A recent BBC documentary about vaginismus brings out eye-opening revelations about the quite misunderstood sexual condition. Vaginismus is often brushed away as a painful experience during sex however it is more than that. Some women go through a lifetime without having sex because of the condition. Vaginismus causes an involuntary spasm in the pelvic floor muscles that makes it almost impossible to have sex. Not only sex but, in fact, simple things such as inserting a tampon or undergoing a gynaecological exam becomes difficult. The condition makes sexual experiences extremely painful and also causes psychological distress.
What is Vaginismus?
In simple words, whenever you try to insert an object or a penis into the vagina, the pelvic muscle floor tightens up and causes an involuntary contraction. This may make it extremely difficult for anything to penetrate into the vagina, let alone have sex. This contraction may cause extreme pain and psychological distress as well. People with vaginismus find it difficult to have tampons, speculums or menstrual cup inserted into their vaginas. The condition may lead to generalised muscle spasm and even temporary cessation of breathing. The pubococcygeus (PC) muscle group, the ones that responsible for urination, intercourse, orgasm, bowel movements and childbirth are affected the most.

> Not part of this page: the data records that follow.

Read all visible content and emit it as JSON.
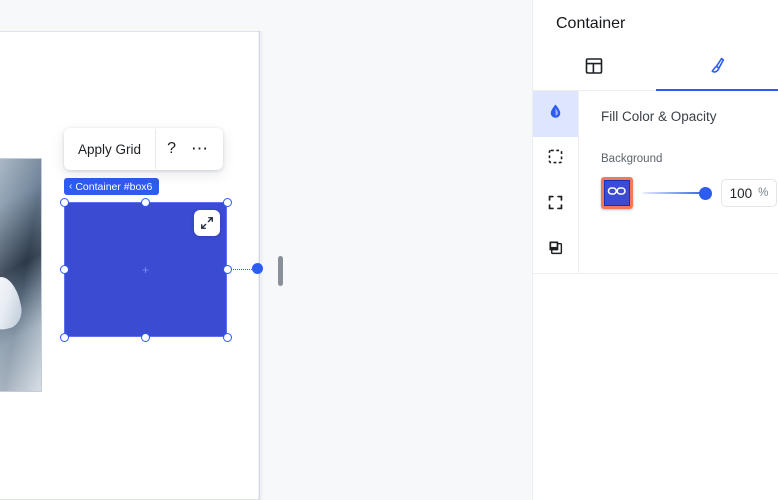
{
  "canvas": {
    "toolbar": {
      "apply_grid_label": "Apply Grid",
      "help_label": "?",
      "more_label": "⋯"
    },
    "selection": {
      "badge_chevron": "‹",
      "badge_label": "Container #box6"
    },
    "photo_element_name": "image-element"
  },
  "panel": {
    "title": "Container",
    "tabs": [
      {
        "name": "layout",
        "icon": "layout-grid-icon",
        "active": false
      },
      {
        "name": "style",
        "icon": "paint-brush-icon",
        "active": true
      }
    ],
    "rail": [
      {
        "name": "fill",
        "icon": "droplet-icon",
        "active": true
      },
      {
        "name": "selection",
        "icon": "dashed-square-icon",
        "active": false
      },
      {
        "name": "bounds",
        "icon": "corner-brackets-icon",
        "active": false
      },
      {
        "name": "layers",
        "icon": "layers-stack-icon",
        "active": false
      }
    ],
    "section_title": "Fill Color & Opacity",
    "background_label": "Background",
    "opacity_value": "100",
    "opacity_unit": "%",
    "swatch_icon": "chain-link-icon"
  },
  "colors": {
    "accent_blue": "#2c5cf0",
    "box_fill": "#3b4bd2",
    "swatch_highlight": "#f4775a",
    "canvas_bg": "#f7f8f9",
    "rail_active_bg": "#dee6fd"
  }
}
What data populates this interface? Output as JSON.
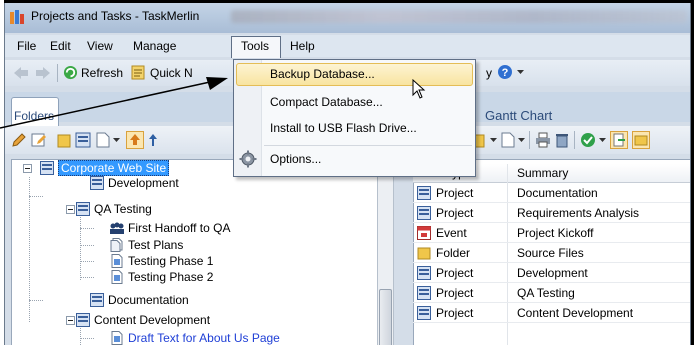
{
  "window": {
    "title": "Projects and Tasks - TaskMerlin"
  },
  "menubar": {
    "items": [
      "File",
      "Edit",
      "View",
      "Manage",
      "Tools",
      "Help"
    ]
  },
  "toolbar": {
    "refresh_label": "Refresh",
    "quick_label": "Quick N",
    "partial_label": "y"
  },
  "tabs": {
    "folders": "Folders",
    "gantt": "Gantt Chart"
  },
  "tools_menu": {
    "items": [
      "Backup Database...",
      "Compact Database...",
      "Install to USB Flash Drive...",
      "Options..."
    ]
  },
  "tree": {
    "items": [
      {
        "label": "Corporate Web Site"
      },
      {
        "label": "Development"
      },
      {
        "label": "QA Testing"
      },
      {
        "label": "First Handoff to QA"
      },
      {
        "label": "Test Plans"
      },
      {
        "label": "Testing Phase 1"
      },
      {
        "label": "Testing Phase 2"
      },
      {
        "label": "Documentation"
      },
      {
        "label": "Content Development"
      },
      {
        "label": "Draft Text for About Us Page"
      }
    ]
  },
  "list": {
    "columns": [
      "Item Type",
      "Summary"
    ],
    "rows": [
      {
        "type": "Project",
        "summary": "Documentation",
        "icon": "project-icon"
      },
      {
        "type": "Project",
        "summary": "Requirements Analysis",
        "icon": "project-icon"
      },
      {
        "type": "Event",
        "summary": "Project Kickoff",
        "icon": "event-icon"
      },
      {
        "type": "Folder",
        "summary": "Source Files",
        "icon": "folder-icon"
      },
      {
        "type": "Project",
        "summary": "Development",
        "icon": "project-icon"
      },
      {
        "type": "Project",
        "summary": "QA Testing",
        "icon": "project-icon"
      },
      {
        "type": "Project",
        "summary": "Content Development",
        "icon": "project-icon"
      }
    ]
  },
  "colors": {
    "selection": "#3399ff",
    "link_blue": "#1f3fd6",
    "menu_highlight": "#f8e4a0"
  }
}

Vaginismus may have both physical and psychological symptoms. The signs may also vary from person. Here are some of the most common vaginismus symptoms:
- Painful intercourse (dyspareunia).
- Penetration being difficult or impossible.
- Difficulty in tampon insertion and pain during a gynaecological examination.

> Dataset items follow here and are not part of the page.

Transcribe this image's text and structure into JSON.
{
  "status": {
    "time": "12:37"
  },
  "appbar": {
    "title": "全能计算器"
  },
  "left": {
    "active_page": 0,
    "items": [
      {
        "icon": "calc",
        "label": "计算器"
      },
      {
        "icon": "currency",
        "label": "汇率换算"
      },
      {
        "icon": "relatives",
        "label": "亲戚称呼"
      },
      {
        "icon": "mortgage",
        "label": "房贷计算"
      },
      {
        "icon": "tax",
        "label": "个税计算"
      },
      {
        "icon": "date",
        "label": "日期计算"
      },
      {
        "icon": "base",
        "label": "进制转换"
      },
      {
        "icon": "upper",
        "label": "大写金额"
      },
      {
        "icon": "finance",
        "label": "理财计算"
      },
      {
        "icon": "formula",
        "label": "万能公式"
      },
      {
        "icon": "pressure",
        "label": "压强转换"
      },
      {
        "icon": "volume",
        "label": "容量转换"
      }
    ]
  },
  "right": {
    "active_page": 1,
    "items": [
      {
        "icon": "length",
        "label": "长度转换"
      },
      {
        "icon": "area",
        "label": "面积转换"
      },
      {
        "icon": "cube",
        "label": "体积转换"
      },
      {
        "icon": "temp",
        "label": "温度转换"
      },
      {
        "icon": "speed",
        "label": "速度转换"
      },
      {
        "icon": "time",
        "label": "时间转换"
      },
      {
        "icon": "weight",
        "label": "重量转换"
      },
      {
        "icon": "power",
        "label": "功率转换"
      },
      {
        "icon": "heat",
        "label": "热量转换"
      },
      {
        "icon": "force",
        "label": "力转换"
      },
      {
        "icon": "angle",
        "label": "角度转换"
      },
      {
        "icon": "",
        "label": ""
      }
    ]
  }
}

- Generalised muscle spasm or breathing cessation during attempted intercourse.
You must know that vaginismus can have both physical and psychological causes. While the psychological causes include, fear, performance anxiety, guilt, relationship problems or feelings of vulnerability. Sometimes PTSD, and traumatic life events such as rape or abuse can also be the reason behind it. Physical causes may include UTI, yeast infection childbirth, menopause, inadequate foreplay, medication side effects, etc. Sometimes cancer or lichen sclerosis may also cause vaginismus, although on very rare occasions.
There are numerous treatments available for women experiencing vaginismus. Right from insertion or dilation training to counselling, there are various treatment options available. However, you must remember that vaginismus does not prevent people from becoming sexually aroused. They may not want to have sex because of the fear of pain but and try to avoid sex or vaginal penetration. However, people with vaginismus do get sexually aroused.